AVANÇANDO NO DEBATE: DESMILITARIZAÇÃO URGENTE DA POLÍCIA
Uma das prioridades da segurança pública no Brasil deveria ser uma reforma na polícia.
Inúmeros pesquisadores têm constatado que a polícia não sofreu qualquer mudança significativa desde o período da Ditadura Militar, abusando de métodos ilegais e inclusive da tortura, além de ostentar níveis inadmissíveis de corrupção. É uma instituição decomposta. O fato grave é que, por isso, como diz Zaffaroni, no genial livro "O Inimigo em Direito Penal", "a América Latina está ficando sem polícias".
Curiosamente, o debate em relação à segurança tem se focado exclusivamente na gravidade das penas e nos instrumentos processuais. Direito Penal e Processo Penal são apenas parte do problema criminal -- já deveríamos ter aprendido isso quando conhecemos o conceito de "cifra negra". Os conservadores só reclamam por mais prisões, penas mais altas, redução da maioridade penal, eliminação das garantias processuais, etc.
Não passa pela cabeça questionar o procedimento truculento e ilegal típico das polícias brasileiras. Elas não sabem investigar, não sabem planejar e não atuam dentro da lei. São totalmente ineficientes. Uma reforma das polícias passa por duas coisas: eficiência -- ou seja, planejamento estratégico, coleta de dados, melhora das técnicas de investigação -- e respeito aos direitos humanos -- que não se opõem à eficiência, antes a complementam, pois a ilegalidade no uso da força é vizinha da corrupção. O Luiz Eduardo Soares vem escrevendo muitos artigos sobre o tema, sugiro a leitura no seu site.
A primeira providência que está claro que deva ser tomada é a desmilitarização gradual (radical seria o ideal, mas acho politicamente inviável) da polícia. Polícia é CIVIL, e não militar. Polícia e exército não são a mesma coisa. Exército tem suas funções, e são distintas daquelas durante o tempo de paz. O Brasil tem Polícia Militar porque teve Ditadura Militar, herança cretina que ainda não conseguimos nos livrar.

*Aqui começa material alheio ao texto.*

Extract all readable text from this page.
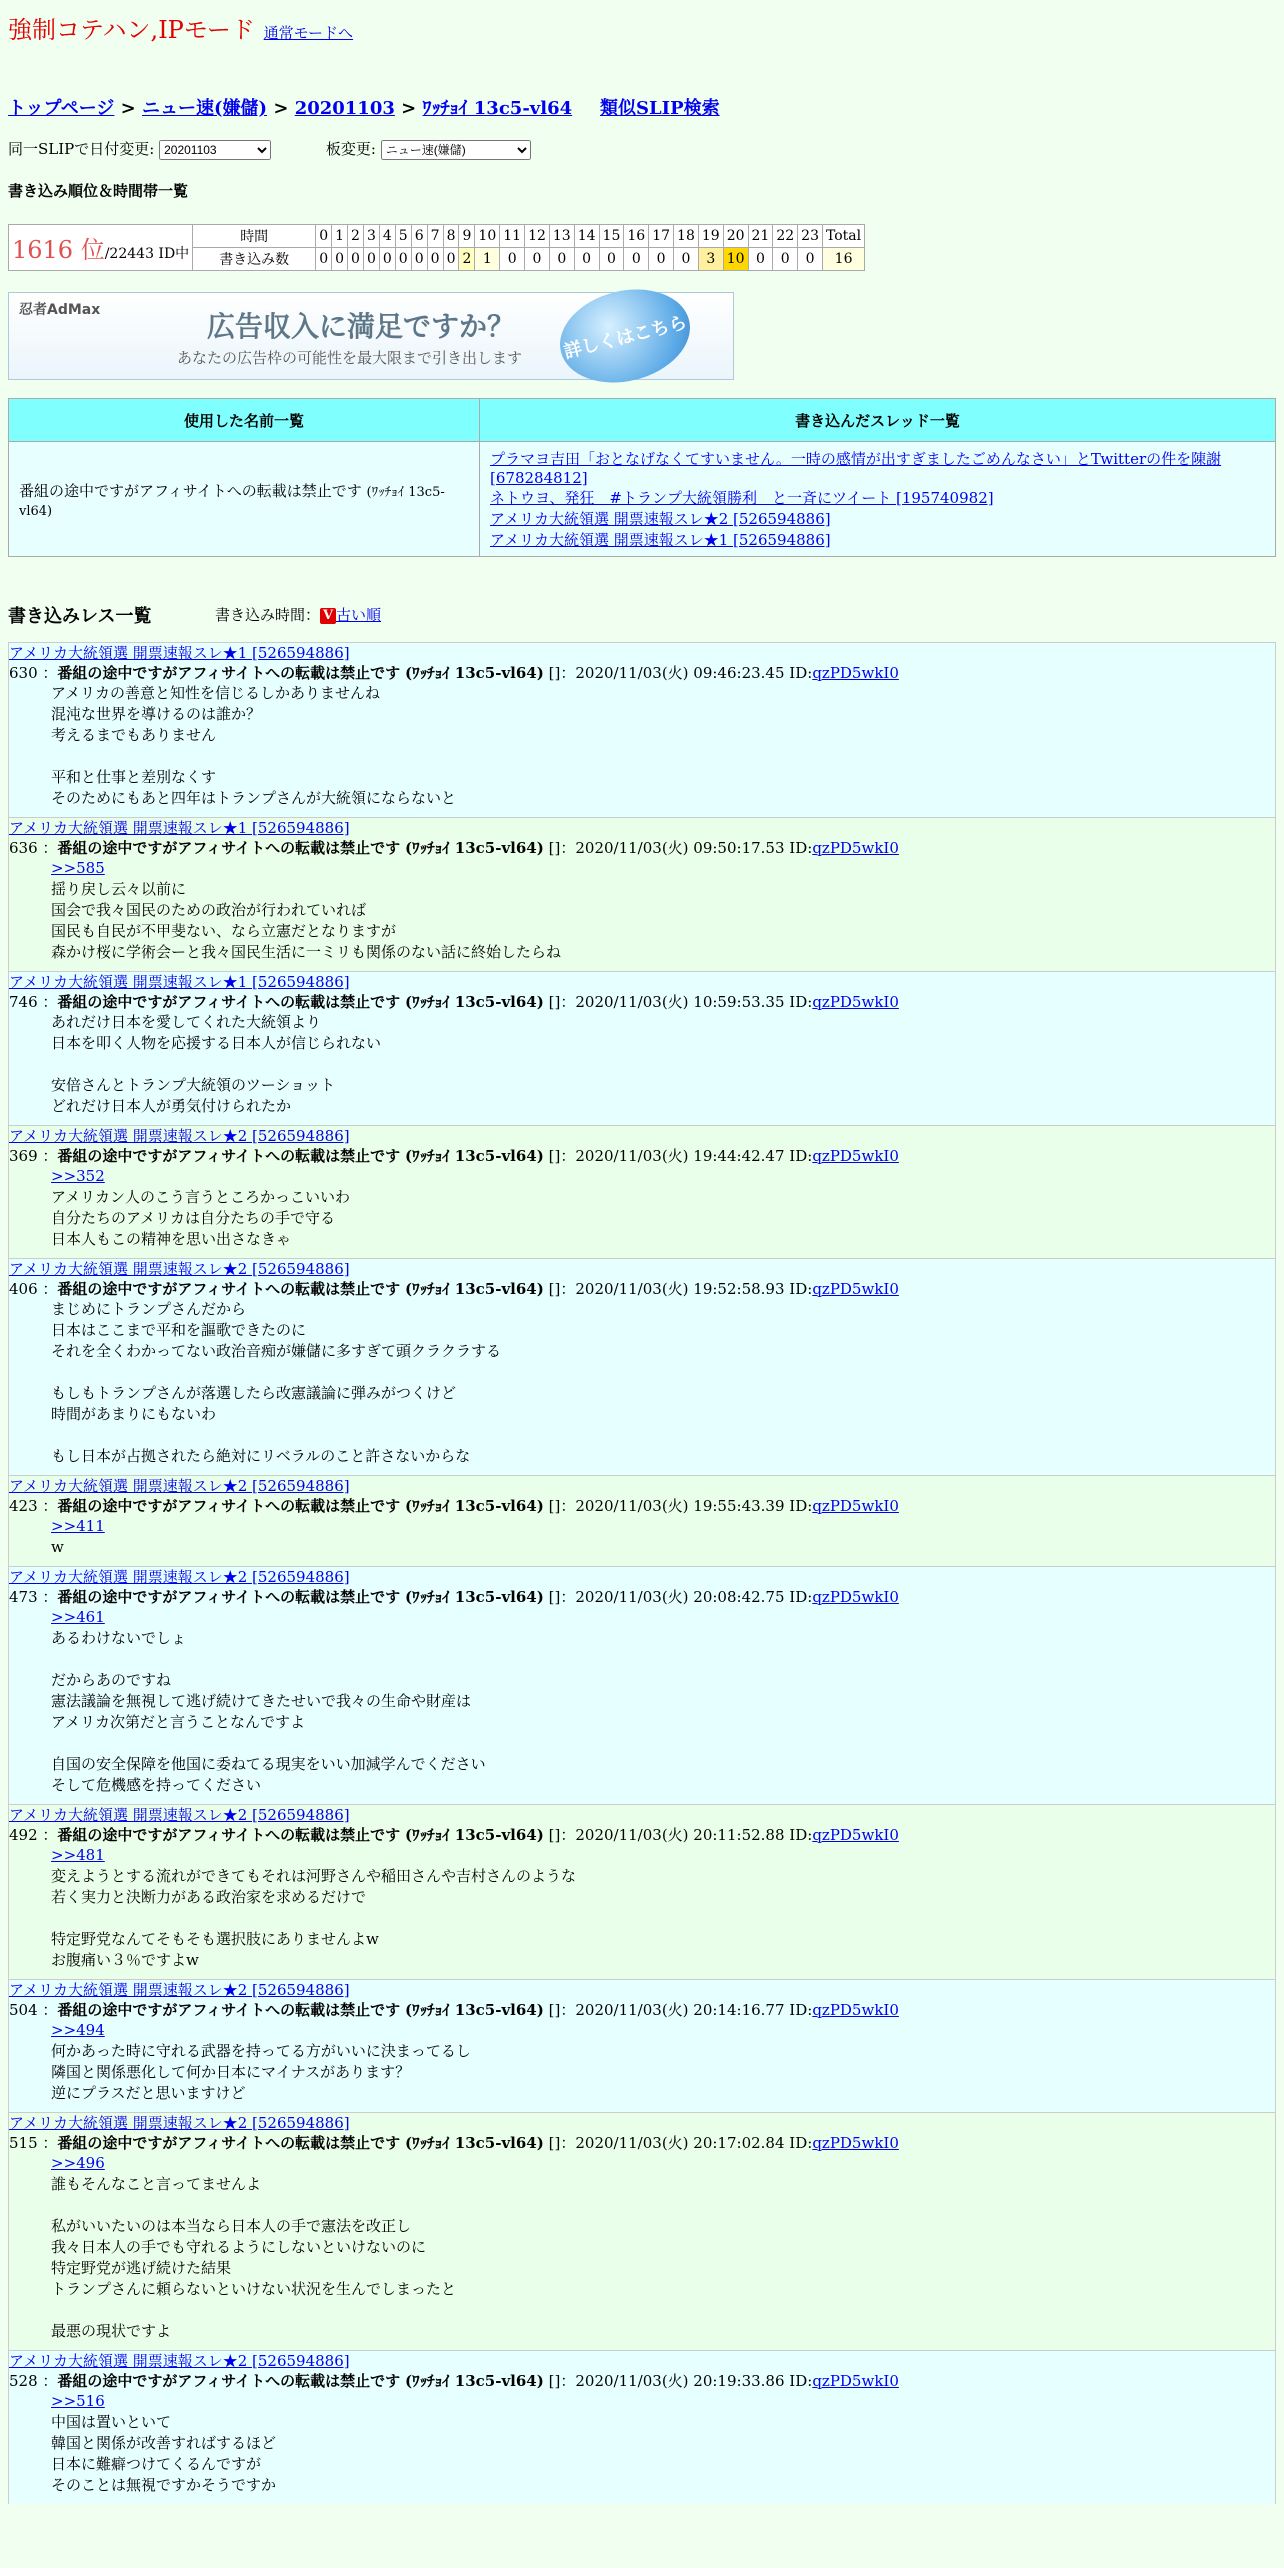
強制コテハン,IPモード 通常モードへ
トップページ > ニュー速(嫌儲) > 20201103 > ﾜｯﾁｮｲ 13c5-vl64 類似SLIP検索
同一SLIPで日付変更:
20201103	板変更:
ニュー速(嫌儲)
書き込み順位＆時間帯一覧
1616 位/22443 ID中	時間	0	1	2	3	4	5	6	7	8	9	10	11	12	13	14	15	16	17	18	19	20	21	22	23	Total
	書き込み数	0	0	0	0	0	0	0	0	0	2	1	0	0	0	0	0	0	0	0	3	10	0	0	0	16
忍者AdMax	広告収入に満足ですか？
あなたの広告枠の可能性を最大限まで引き出します	詳しくはこちら
使用した名前一覧	書き込んだスレッド一覧
番組の途中ですがアフィサイトへの転載は禁止です (ﾜｯﾁｮｲ 13c5-vl64)	プラマヨ吉田「おとなげなくてすいません。一時の感情が出すぎましたごめんなさい」とTwitterの件を陳謝 [678284812]
ネトウヨ、発狂　#トランプ大統領勝利　と一斉にツイート [195740982]
アメリカ大統領選 開票速報スレ★2 [526594886]
アメリカ大統領選 開票速報スレ★1 [526594886]
書き込みレス一覧	書き込み時間： V 古い順
アメリカ大統領選 開票速報スレ★1 [526594886]
630 ：番組の途中ですがアフィサイトへの転載は禁止です (ﾜｯﾁｮｲ 13c5-vl64) []：2020/11/03(火) 09:46:23.45 ID:qzPD5wkI0
アメリカの善意と知性を信じるしかありませんね
混沌な世界を導けるのは誰か？
考えるまでもありません
平和と仕事と差別なくす
そのためにもあと四年はトランプさんが大統領にならないと
アメリカ大統領選 開票速報スレ★1 [526594886]
636 ：番組の途中ですがアフィサイトへの転載は禁止です (ﾜｯﾁｮｲ 13c5-vl64) []：2020/11/03(火) 09:50:17.53 ID:qzPD5wkI0
>>585
揺り戻し云々以前に
国会で我々国民のための政治が行われていれば
国民も自民が不甲斐ない、なら立憲だとなりますが
森かけ桜に学術会ーと我々国民生活に一ミリも関係のない話に終始したらね
アメリカ大統領選 開票速報スレ★1 [526594886]
746 ：番組の途中ですがアフィサイトへの転載は禁止です (ﾜｯﾁｮｲ 13c5-vl64) []：2020/11/03(火) 10:59:53.35 ID:qzPD5wkI0
あれだけ日本を愛してくれた大統領より
日本を叩く人物を応援する日本人が信じられない
安倍さんとトランプ大統領のツーショット
どれだけ日本人が勇気付けられたか
アメリカ大統領選 開票速報スレ★2 [526594886]
369 ：番組の途中ですがアフィサイトへの転載は禁止です (ﾜｯﾁｮｲ 13c5-vl64) []：2020/11/03(火) 19:44:42.47 ID:qzPD5wkI0
>>352
アメリカン人のこう言うところかっこいいわ
自分たちのアメリカは自分たちの手で守る
日本人もこの精神を思い出さなきゃ
アメリカ大統領選 開票速報スレ★2 [526594886]
406 ：番組の途中ですがアフィサイトへの転載は禁止です (ﾜｯﾁｮｲ 13c5-vl64) []：2020/11/03(火) 19:52:58.93 ID:qzPD5wkI0
まじめにトランプさんだから
日本はここまで平和を謳歌できたのに
それを全くわかってない政治音痴が嫌儲に多すぎて頭クラクラする
もしもトランプさんが落選したら改憲議論に弾みがつくけど
時間があまりにもないわ
もし日本が占拠されたら絶対にリベラルのこと許さないからな
アメリカ大統領選 開票速報スレ★2 [526594886]
423 ：番組の途中ですがアフィサイトへの転載は禁止です (ﾜｯﾁｮｲ 13c5-vl64) []：2020/11/03(火) 19:55:43.39 ID:qzPD5wkI0
>>411
w
アメリカ大統領選 開票速報スレ★2 [526594886]
473 ：番組の途中ですがアフィサイトへの転載は禁止です (ﾜｯﾁｮｲ 13c5-vl64) []：2020/11/03(火) 20:08:42.75 ID:qzPD5wkI0
>>461
あるわけないでしょ
だからあのですね
憲法議論を無視して逃げ続けてきたせいで我々の生命や財産は
アメリカ次第だと言うことなんですよ
自国の安全保障を他国に委ねてる現実をいい加減学んでください
そして危機感を持ってください
アメリカ大統領選 開票速報スレ★2 [526594886]
492 ：番組の途中ですがアフィサイトへの転載は禁止です (ﾜｯﾁｮｲ 13c5-vl64) []：2020/11/03(火) 20:11:52.88 ID:qzPD5wkI0
>>481
変えようとする流れができてもそれは河野さんや稲田さんや吉村さんのような
若く実力と決断力がある政治家を求めるだけで
特定野党なんてそもそも選択肢にありませんよw
お腹痛い３％ですよw
アメリカ大統領選 開票速報スレ★2 [526594886]
504 ：番組の途中ですがアフィサイトへの転載は禁止です (ﾜｯﾁｮｲ 13c5-vl64) []：2020/11/03(火) 20:14:16.77 ID:qzPD5wkI0
>>494
何かあった時に守れる武器を持ってる方がいいに決まってるし
隣国と関係悪化して何か日本にマイナスがあります？
逆にプラスだと思いますけど
アメリカ大統領選 開票速報スレ★2 [526594886]
515 ：番組の途中ですがアフィサイトへの転載は禁止です (ﾜｯﾁｮｲ 13c5-vl64) []：2020/11/03(火) 20:17:02.84 ID:qzPD5wkI0
>>496
誰もそんなこと言ってませんよ
私がいいたいのは本当なら日本人の手で憲法を改正し
我々日本人の手でも守れるようにしないといけないのに
特定野党が逃げ続けた結果
トランプさんに頼らないといけない状況を生んでしまったと
最悪の現状ですよ
アメリカ大統領選 開票速報スレ★2 [526594886]
528 ：番組の途中ですがアフィサイトへの転載は禁止です (ﾜｯﾁｮｲ 13c5-vl64) []：2020/11/03(火) 20:19:33.86 ID:qzPD5wkI0
>>516
中国は置いといて
韓国と関係が改善すればするほど
日本に難癖つけてくるんですが
そのことは無視ですかそうですか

Precisamos de polícia civil e comunitária, eficiente e legalista, atuando próxima à comunidade para poder planejar suas ações, bem remunerada e não corrupta, legalista e não torturadora, capaz de investigar e não apenas colher burburinhos e confissões. Para isso, precisamos começar a discutir polícia. Mas, infelizmente, o tema é bloqueado pelas corporações e pelo grande público, que apóia a violência policial e quer aumento de penas.
Penas graves e alta taxa de prisões não resolve. Comparem as taxas de encarceramento e o total de penas dos EUA com os de Portugal, e as respectivas taxas de homicídio. Penas e prisões têm taxas muito maiores nos EUA, mas os homicídios são 10 vezes mais freqüentes que em Portugal, com pena máxima de 20 anos. A comparação não mente. Há "muitas coisas entre o céu e a terra" que a vã filosofia penal não consegue alcançar.
Clausewitz certa vez declarou que a guerra é assunto muito sério para ser deixada na mão dos militares. Deveríamos aprender sua lição: segurança é assunto muito sério para ficar na mão da polícia.